Witty told the telephone briefing with analysts and journalists that he will help guide the board as it looks for a new leader and give input about the demands of the job.
He said: “The board will ask for my comment. I am going to be willing to give them as much advice as possible. It’s a decision for the board and they will make a decision towards the end of the year.”
Witty said GSK was only interested in deals that will fill in any gaps in the company’s portfolio of drugs, which has been transformed over the last year through the asset swap with Novartis.
Included in a set of new products that helped boost earnings were vaccines that GSK owns following the asset swap. Part of the deal involved GSK swapping its marketed cancer drugs for the Swiss company’s vaccines portfolio.
Witty said: “We do continue to think about M&A as a tactical opportunity where we want to build strength. It’s not a central part of a strategic direction.”
Since the deal finished, Witty said the firm had been focusing on getting best value from the drugs it acquired.
The vaccines business it acquired had been loss-making.
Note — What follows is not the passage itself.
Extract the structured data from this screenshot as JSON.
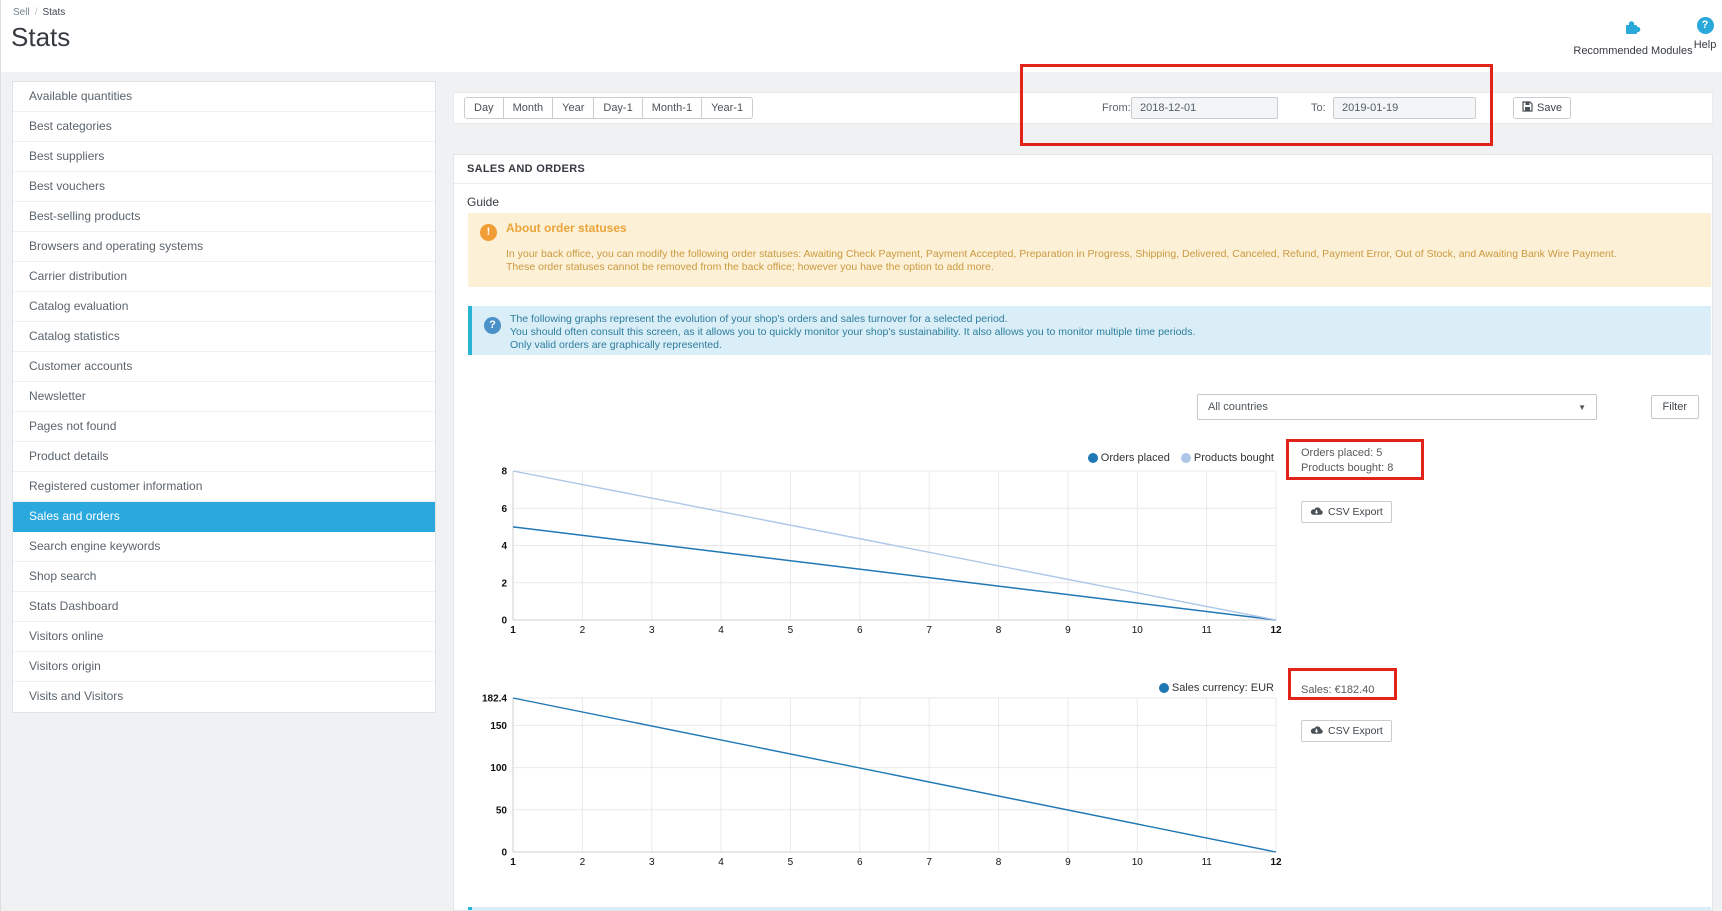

But Witty said: “We have fixed that over the last several months.”
Sales rose 11% to £6.23 billion in the three months to March, above the analysts’ forecast of £6.01 billion.
Witty described the latest set of results as a “high water mark”, cautioning that the company faced a tough pricing environment in the US and uncertainty over the potential impact of a “Brexit”.
Although drug pricing has been under scrutiny in the ongoing presidential election race, changes to healthcare systems in the US have also driven prices down, said Witty.
The healthcare exchanges set up under reforms introduced by President Obama have been focusing on driving down drug spend through measures such as restricted formularies, and this has been mirrored by other providers, said Witty.
“That is changing the way payers are negotiating,” said Witty.